Quem cria a atmosfera sonora é a pianista Natália Nery. Tocando um piano elétrico e inspirada pelo estilo experimental de John Cage, ela executa composições originais e canções que têm referências em obras clássicas como “O Lago dos Cisnes” e inspirações em canções icônicas de Nina Simone. Ao mesmo tempo, a voz de Dione ecoa pelo espaço cênico, tendo as peças radiofônicas como mais uma inspiração para a criação do espetáculo.
“Este trabalho é uma desobediência poética, uma insurgência. Eu ficava pensando que o verbo se fez carne e rezava para que a carne se fizesse verbo e fosse dançar. Esse verbo deveria nos recordar de que fomos feitos para o movimento. Quer dizer, para mim, essa bailarina fantasma também é essa memória corporal da primeira diáspora da humanidade, que foi a saída de África. Com esse espetáculo eu gostaria de resgatar essa nossa vocação para a dança”, completa Dione.
Programação complementar
Para ampliar os assuntos trazidos em A Bailarina Fantasma, haverá uma programação extra, com bate-papos e oficinas.

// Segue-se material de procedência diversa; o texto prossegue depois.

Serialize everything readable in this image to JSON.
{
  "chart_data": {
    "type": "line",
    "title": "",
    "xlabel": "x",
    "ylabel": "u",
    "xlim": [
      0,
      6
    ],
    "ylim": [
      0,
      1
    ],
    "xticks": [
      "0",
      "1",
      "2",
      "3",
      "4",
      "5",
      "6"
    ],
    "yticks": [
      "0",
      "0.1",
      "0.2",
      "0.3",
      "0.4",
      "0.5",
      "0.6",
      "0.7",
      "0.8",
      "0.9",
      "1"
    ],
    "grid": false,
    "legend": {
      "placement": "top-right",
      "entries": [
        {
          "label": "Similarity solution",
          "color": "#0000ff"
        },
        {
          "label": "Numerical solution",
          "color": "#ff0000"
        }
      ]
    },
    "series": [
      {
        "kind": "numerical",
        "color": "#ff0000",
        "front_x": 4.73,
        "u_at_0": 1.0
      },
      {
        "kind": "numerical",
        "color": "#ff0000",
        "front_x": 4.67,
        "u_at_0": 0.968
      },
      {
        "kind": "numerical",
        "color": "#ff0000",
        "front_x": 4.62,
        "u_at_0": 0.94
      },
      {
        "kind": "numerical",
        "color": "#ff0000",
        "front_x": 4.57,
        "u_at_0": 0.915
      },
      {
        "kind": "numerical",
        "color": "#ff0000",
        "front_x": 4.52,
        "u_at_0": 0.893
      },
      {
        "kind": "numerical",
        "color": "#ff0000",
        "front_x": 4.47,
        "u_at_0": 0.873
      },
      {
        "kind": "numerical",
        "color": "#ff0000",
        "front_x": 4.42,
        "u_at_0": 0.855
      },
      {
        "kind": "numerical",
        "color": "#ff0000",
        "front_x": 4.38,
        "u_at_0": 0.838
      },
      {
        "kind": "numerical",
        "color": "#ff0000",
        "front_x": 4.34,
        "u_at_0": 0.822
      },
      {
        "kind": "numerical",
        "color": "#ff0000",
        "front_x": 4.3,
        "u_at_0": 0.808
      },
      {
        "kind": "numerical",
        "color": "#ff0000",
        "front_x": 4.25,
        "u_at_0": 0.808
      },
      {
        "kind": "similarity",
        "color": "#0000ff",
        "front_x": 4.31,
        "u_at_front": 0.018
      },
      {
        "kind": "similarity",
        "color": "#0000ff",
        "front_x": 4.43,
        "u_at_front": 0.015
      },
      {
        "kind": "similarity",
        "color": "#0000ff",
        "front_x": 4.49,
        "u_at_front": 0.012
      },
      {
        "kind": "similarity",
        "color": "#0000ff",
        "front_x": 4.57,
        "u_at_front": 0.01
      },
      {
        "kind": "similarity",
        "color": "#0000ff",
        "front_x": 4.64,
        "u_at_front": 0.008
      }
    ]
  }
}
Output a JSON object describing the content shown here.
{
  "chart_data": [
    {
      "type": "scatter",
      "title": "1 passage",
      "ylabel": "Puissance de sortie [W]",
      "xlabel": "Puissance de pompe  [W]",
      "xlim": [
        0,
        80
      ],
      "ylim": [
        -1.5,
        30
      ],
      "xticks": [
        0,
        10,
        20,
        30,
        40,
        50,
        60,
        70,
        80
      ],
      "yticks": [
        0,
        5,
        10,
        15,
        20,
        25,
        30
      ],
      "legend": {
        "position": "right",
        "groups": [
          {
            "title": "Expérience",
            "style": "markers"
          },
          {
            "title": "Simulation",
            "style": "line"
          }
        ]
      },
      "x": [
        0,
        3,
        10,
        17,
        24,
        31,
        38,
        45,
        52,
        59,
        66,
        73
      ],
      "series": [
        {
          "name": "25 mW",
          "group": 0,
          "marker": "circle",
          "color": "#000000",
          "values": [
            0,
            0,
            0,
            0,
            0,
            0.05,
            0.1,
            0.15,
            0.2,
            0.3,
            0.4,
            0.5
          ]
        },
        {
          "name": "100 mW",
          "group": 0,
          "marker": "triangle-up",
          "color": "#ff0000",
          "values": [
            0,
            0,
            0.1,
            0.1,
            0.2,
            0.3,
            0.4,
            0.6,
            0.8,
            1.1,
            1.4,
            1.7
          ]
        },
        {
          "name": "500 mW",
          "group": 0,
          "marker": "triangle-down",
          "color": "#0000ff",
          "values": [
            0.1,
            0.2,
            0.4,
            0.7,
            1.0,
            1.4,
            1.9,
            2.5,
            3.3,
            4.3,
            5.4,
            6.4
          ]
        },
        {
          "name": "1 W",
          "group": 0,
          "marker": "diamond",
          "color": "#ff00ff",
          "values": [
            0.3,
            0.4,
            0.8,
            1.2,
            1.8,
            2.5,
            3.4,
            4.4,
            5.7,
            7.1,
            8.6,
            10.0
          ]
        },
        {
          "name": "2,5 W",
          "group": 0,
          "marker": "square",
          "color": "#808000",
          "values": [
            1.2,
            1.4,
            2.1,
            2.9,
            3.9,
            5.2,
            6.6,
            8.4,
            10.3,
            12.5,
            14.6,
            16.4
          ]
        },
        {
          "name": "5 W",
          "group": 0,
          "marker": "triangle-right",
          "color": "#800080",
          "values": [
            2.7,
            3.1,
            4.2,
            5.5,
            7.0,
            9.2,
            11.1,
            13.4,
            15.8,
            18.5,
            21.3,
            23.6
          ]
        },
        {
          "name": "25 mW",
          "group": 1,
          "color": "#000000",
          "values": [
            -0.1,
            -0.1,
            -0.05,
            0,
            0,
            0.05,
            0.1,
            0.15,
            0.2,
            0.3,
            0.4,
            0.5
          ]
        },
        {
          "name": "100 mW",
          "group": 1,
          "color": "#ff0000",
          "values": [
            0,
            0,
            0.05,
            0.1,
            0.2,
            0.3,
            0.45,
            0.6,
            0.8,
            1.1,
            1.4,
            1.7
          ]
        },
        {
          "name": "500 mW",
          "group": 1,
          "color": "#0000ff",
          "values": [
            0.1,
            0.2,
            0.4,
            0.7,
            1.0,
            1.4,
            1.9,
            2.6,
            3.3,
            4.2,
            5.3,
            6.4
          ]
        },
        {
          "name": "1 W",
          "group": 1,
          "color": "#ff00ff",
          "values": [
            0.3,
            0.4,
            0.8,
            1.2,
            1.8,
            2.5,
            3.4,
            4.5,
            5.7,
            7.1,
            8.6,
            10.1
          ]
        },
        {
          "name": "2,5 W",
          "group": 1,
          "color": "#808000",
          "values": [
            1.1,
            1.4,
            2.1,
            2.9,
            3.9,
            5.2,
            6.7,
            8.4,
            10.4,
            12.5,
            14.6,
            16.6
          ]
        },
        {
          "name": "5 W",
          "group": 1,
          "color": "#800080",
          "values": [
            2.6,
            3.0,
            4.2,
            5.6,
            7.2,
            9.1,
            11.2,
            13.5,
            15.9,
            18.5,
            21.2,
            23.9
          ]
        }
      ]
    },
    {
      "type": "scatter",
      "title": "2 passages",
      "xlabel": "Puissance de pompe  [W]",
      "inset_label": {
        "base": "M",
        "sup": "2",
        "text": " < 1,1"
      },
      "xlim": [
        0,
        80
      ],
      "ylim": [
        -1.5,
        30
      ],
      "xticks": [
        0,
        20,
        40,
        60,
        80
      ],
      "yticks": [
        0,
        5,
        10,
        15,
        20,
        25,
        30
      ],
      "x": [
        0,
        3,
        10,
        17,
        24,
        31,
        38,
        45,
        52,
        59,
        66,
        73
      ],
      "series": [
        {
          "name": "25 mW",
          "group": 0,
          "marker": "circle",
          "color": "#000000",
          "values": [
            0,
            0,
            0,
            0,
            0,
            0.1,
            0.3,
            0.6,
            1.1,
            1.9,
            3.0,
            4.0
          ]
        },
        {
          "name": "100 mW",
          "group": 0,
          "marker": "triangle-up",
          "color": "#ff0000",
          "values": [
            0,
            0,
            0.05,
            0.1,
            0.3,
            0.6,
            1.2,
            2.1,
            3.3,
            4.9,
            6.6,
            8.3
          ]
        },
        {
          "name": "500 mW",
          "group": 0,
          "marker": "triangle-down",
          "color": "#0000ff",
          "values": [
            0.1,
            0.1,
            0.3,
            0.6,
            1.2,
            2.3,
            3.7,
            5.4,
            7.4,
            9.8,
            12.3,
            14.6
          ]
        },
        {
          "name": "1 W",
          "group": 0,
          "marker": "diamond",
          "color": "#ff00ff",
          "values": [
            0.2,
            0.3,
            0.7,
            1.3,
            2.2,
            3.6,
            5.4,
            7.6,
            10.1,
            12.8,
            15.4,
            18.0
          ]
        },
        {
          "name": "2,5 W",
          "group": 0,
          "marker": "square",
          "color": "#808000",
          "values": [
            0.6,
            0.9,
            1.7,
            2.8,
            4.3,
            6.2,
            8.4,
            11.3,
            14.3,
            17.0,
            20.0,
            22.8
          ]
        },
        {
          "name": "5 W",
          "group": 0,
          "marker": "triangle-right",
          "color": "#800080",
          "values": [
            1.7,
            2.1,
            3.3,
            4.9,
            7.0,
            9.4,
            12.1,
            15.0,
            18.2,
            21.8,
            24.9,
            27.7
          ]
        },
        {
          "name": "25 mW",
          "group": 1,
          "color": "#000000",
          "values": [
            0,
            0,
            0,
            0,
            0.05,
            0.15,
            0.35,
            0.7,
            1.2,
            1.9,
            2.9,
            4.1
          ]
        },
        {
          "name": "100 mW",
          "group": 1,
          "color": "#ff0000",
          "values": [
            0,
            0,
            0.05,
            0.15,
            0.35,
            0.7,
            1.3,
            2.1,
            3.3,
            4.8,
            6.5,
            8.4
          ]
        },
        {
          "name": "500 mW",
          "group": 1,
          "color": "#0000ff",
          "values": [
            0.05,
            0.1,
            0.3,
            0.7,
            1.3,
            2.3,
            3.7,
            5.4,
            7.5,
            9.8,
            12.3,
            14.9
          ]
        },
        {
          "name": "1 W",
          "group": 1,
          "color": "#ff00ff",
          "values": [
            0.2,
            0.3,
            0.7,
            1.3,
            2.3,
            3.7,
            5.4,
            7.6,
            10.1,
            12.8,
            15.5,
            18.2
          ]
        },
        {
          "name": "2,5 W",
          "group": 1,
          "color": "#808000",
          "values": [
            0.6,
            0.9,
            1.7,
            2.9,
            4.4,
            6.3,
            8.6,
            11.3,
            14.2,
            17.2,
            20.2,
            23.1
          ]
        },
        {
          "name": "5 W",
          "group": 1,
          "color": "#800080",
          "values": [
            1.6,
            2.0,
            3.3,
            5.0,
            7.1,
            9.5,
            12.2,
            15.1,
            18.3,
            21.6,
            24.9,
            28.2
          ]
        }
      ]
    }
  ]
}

Após as apresentações dos dias 22 e 23 de novembro, a equipe envolvida no espetáculo promoverá encontros públicos, para expandir referências e pesquisas para pessoas que se interessem pelo tema da interseccionalidade de linguagens artísticas e das artes visuais para criação de obras teatrais inéditas.
Na sexta-feira (22/11), acontece a conversa “Teatro das Matérias”, com a artista plástica, escultora e artista intermídia Laura Vinci, sobre sua pesquisa e obra, recentemente lançada em livro, homônimo, pela editora Nara Roesler.
No sábado (23/11), o artista visual Ramo participa do encontro “Ramificar e Vilanizar”, em que trata do conceito de “vilanismo” e de sua obra e pesquisa para a criação da exposição “Ramificar”. Ramo é vilão, artista visual, educador e gestor cultural.
Nos dias 23 e 24 de novembro, (sábado e domingo), das 14h às 17h, acontece a oficina “Por uma Prática Curatorial Mediadora e Colaborativa em Artes Cênicas”, com Felipe de Assis, artista da cena, Mestre em Artes Cênicas pela UFBA, pesquisador e curador do Centro Cultural Futuros – Arte e Tecnologia (RJ) e do Festival Internacional FIAC BAHIA (BA).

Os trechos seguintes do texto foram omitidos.